To identify and compare the effect of different testosterone formulations on hematocrit (Hct) and diagnose erythrocytosis in trans men.
This systematic review was based on PRISMA guidelines. We performed an electronic search of PubMed, Embase, and Web of Science in January 2024. The Newcastle-Ottawa scale was used to evaluate the quality of evidence in the observational studies.
Of the 152 records retrieved, 18 met the eligibility criteria. Studies observed an increase of up to 5% in Hct in trans men using injectable testosterone undecanoate (TU), and up to 6.9% in trans men using intermediate injectable testosterone esters (TE). Trans men using TE experience a larger increase in serum Hct levels compared to those receiving TU. Erythrocytosis prevalence varies according to the cutoff used (50%, 52%, and 54%). Erythrocytosis was also associated with tobacco use, age at initiation of hormone therapy, body mass index (BMI), and pulmonary conditions. Studies that evaluated the effect of testosterone formulation on erythrocytosis diagnosis present conflicting result. Trans men have a hazard ratio of 7.4 (95% CI: 4.1, 13.4) of developing erythrocytosis compared to cisgender men, using a 52% hematocrit cutoff.

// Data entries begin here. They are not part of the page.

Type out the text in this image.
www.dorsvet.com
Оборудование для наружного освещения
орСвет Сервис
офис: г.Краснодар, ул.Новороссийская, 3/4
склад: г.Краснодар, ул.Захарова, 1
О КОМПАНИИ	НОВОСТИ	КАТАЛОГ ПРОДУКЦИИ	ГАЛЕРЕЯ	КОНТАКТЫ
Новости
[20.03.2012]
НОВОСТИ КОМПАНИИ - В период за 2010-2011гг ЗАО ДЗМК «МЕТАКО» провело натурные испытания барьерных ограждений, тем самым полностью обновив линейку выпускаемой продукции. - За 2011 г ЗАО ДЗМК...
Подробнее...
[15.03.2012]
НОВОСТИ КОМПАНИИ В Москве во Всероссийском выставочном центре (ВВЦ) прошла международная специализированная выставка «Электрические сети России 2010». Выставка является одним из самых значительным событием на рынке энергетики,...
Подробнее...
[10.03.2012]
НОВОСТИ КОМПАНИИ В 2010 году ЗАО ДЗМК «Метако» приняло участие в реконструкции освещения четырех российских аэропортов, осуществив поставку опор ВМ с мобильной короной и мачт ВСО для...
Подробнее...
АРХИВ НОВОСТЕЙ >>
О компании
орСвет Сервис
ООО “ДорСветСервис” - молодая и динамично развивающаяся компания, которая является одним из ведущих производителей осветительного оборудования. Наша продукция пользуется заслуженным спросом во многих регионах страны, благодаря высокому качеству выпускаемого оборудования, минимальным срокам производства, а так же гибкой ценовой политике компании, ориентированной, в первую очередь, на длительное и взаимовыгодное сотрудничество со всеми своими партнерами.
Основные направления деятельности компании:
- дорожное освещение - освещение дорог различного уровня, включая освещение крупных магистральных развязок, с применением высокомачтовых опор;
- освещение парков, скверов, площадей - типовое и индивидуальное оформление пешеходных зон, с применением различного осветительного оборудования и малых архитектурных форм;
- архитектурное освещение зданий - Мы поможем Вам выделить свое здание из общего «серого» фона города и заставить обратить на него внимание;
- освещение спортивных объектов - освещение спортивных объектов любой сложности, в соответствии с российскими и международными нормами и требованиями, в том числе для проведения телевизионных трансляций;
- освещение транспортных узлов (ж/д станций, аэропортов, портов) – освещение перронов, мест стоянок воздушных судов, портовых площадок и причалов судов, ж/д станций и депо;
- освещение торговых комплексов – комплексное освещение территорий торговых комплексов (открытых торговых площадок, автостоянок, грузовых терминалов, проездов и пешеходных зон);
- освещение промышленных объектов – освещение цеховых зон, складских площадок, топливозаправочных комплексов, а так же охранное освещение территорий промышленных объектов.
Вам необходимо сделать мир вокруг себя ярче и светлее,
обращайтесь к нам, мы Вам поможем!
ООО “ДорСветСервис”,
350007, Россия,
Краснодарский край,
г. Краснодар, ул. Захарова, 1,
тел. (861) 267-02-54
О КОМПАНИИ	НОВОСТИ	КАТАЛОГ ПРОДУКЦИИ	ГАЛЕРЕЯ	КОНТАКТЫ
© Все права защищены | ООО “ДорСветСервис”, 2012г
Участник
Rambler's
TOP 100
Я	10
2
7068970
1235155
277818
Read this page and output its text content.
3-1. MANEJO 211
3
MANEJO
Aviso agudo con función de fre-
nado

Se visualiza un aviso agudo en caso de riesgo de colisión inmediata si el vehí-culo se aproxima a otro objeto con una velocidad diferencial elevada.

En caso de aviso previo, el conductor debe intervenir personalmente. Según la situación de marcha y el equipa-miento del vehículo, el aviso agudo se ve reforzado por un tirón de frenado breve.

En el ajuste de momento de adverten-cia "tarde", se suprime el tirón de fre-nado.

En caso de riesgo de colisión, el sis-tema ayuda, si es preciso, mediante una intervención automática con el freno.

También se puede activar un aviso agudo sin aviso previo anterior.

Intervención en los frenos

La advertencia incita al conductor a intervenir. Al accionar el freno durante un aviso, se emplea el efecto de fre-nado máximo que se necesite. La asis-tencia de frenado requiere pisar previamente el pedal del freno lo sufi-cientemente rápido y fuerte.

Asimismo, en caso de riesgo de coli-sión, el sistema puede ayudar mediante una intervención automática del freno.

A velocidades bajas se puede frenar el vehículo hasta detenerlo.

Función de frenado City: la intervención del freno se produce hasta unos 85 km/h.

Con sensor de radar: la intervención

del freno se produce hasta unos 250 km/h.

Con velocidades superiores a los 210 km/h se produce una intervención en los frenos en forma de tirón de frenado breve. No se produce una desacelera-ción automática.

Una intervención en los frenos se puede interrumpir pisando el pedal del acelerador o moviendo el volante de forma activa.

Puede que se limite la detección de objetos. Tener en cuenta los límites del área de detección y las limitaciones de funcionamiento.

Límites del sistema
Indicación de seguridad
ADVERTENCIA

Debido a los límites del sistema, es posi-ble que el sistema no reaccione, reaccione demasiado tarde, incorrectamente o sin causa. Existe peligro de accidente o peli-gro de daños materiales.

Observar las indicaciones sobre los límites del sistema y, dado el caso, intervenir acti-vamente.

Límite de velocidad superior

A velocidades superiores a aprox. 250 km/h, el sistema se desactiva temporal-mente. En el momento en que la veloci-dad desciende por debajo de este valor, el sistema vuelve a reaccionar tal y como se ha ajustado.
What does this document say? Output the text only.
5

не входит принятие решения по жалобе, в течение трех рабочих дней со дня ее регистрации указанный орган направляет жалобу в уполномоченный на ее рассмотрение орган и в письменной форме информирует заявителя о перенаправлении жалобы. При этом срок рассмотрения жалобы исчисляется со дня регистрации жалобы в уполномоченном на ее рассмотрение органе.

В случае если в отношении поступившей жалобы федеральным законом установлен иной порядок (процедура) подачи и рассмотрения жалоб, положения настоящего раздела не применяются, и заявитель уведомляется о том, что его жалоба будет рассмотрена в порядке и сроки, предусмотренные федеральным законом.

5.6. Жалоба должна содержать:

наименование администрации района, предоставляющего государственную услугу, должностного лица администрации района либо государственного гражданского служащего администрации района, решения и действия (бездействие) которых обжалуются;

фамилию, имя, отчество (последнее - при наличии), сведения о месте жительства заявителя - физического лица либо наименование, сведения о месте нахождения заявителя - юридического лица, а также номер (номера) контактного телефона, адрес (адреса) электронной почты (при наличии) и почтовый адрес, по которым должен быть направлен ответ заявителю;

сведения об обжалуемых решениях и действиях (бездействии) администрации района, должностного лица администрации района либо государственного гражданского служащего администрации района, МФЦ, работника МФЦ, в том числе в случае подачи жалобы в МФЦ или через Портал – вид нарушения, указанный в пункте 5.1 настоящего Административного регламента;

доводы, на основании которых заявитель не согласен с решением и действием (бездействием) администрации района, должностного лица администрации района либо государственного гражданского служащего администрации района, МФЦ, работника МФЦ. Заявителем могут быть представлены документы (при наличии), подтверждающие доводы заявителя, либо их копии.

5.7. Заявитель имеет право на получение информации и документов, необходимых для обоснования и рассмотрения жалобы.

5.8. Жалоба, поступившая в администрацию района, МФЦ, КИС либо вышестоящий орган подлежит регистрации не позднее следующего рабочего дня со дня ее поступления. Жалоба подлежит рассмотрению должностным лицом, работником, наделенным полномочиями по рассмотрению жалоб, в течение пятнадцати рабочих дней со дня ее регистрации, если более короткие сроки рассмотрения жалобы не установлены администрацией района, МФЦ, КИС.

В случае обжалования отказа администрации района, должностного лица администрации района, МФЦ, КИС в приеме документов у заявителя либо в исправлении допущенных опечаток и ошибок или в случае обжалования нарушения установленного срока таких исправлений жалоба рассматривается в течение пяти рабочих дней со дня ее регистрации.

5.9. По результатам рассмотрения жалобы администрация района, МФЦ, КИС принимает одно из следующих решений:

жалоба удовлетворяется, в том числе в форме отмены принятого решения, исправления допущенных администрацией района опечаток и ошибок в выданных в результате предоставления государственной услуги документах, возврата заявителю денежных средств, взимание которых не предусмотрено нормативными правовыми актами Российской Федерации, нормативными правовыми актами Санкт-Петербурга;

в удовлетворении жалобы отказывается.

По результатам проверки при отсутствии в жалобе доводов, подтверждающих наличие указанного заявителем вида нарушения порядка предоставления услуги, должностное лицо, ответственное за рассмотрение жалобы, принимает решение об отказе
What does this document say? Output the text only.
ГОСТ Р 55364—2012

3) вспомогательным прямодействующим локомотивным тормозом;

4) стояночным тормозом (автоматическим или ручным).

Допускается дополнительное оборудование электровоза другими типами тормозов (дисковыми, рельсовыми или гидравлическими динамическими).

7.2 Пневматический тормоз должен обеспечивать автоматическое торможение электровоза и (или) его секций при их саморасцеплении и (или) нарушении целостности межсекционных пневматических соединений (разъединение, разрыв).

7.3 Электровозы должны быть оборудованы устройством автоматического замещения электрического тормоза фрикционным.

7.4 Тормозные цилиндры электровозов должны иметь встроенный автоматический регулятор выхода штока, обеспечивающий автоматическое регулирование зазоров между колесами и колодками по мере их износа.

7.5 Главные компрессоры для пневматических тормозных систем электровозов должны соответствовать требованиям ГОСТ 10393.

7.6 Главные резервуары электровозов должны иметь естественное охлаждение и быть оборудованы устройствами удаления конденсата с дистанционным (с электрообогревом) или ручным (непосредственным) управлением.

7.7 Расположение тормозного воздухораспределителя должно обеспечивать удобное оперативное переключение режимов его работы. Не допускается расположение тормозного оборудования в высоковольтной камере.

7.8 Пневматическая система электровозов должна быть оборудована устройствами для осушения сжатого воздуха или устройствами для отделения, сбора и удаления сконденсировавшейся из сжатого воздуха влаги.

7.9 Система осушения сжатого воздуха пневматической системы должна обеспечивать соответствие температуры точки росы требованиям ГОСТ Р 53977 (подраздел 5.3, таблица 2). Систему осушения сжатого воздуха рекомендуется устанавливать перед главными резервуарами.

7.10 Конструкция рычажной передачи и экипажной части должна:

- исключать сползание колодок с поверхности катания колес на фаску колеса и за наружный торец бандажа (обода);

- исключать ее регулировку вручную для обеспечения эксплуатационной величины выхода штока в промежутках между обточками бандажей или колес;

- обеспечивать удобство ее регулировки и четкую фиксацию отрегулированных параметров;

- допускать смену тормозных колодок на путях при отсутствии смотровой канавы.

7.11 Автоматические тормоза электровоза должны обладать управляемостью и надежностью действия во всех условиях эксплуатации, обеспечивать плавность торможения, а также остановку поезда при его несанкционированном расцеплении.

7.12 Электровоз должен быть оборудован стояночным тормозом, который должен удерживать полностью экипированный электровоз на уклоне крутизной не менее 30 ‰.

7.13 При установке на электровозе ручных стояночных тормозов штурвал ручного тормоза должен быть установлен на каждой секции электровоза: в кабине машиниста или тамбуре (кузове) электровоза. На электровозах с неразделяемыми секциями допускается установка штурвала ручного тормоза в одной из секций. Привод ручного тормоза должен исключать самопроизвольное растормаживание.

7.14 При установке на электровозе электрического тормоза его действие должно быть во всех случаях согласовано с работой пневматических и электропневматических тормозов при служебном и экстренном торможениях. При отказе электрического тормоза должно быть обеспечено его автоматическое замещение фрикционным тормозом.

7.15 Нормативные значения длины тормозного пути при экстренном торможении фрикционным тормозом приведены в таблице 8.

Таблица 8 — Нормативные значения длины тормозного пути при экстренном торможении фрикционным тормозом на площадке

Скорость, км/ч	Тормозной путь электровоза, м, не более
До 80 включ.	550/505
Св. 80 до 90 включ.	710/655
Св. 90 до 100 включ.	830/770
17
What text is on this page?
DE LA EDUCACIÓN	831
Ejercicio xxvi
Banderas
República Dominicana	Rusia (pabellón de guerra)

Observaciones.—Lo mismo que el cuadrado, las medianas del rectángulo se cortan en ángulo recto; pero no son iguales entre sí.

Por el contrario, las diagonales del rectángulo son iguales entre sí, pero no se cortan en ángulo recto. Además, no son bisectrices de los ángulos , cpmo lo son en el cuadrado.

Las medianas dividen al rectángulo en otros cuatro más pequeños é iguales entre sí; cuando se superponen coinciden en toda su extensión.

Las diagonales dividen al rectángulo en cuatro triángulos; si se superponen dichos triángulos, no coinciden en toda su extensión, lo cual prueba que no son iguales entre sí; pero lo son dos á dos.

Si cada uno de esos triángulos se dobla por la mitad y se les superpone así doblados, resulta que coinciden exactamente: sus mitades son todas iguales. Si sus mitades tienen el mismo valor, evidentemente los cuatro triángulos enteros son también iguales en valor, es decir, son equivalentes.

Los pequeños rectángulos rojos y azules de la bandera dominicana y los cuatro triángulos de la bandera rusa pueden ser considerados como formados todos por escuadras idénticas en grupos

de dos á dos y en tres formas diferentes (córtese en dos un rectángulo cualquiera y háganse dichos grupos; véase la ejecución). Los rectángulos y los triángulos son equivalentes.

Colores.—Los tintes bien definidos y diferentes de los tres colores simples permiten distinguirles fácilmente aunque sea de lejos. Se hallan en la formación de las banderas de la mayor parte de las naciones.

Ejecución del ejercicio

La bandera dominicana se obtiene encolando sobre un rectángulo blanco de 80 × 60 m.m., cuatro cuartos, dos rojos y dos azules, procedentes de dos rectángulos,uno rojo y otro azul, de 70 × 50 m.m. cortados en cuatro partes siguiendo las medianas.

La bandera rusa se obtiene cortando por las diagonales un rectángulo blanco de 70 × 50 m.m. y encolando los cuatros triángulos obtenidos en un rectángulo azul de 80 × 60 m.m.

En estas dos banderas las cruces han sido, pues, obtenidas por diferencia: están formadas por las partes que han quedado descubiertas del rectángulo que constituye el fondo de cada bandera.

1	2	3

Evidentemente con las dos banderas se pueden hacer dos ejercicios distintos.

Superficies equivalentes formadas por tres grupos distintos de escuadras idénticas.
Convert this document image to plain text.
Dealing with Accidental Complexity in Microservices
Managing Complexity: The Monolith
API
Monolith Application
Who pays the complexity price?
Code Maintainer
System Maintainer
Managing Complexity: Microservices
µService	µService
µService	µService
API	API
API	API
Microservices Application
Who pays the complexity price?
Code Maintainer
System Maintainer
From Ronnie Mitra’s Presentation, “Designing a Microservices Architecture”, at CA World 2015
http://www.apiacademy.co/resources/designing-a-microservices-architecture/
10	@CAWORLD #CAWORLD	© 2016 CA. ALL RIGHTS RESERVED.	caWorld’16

All testosterone formulations result in an increase in Hct, irrespective of dose, formulation, and administration method. Smoking, higher age at initiation of the testosterone therapy, higher BMI, and a predisposing medical history are associated with this increase in Hct. The difference in effect of TE and TU on Hct is conflicting, although it is important to point out that these data come from observational studies, retrospective, and with a small-sample size.
在性别确认激素治疗(GAHT)的第一年,约11%的跨性别男性因使用睾酮而被诊断为红细胞增多症。
确定并比较不同睾酮制剂对跨性别男性血细胞比容(Hct)的影响,并诊断其红细胞增多症。
本系统评价遵循PRISMA指南。2024年1月,我们对PubMed、Embase和Web of Science进行了电子检索。采用纽卡斯尔-渥太华量表评估观察性研究中的证据质量。
在检索到的152条记录中,18条符合纳入标准。研究观察到,使用注射用十一酸睾酮(TU)的跨性别男性Hct升高高达5%,使用中效注射用睾酮酯(TE)的跨性别男性Hct升高高达6.9%。与接受TU的男性相比,使用TE的跨性别男性血清Hct水平升高幅度更大。红细胞增多症的患病率因所采用的临界值(50%、52%和54%)而异。红细胞增多症还与吸烟、激素治疗开始时的年龄、体重指数(BMI)和肺部疾病有关。评估睾酮制剂对红细胞增多症诊断影响的研究结果相互矛盾。以52%的血细胞比容为临界值时,跨性别男性发生红细胞增多症的风险比为7.4(95%CI:4.1,13.4),高于顺性别男性。
所有睾酮制剂都会导致Hct升高,无论剂量、制剂和给药方式如何。吸烟、睾酮治疗开始时年龄较大、BMI较高以及有易感病史与Hct的这种升高有关。TE和TU对Hct的影响差异存在矛盾,不过需要指出的是,这些数据来自观察性研究、回顾性研究且样本量较小。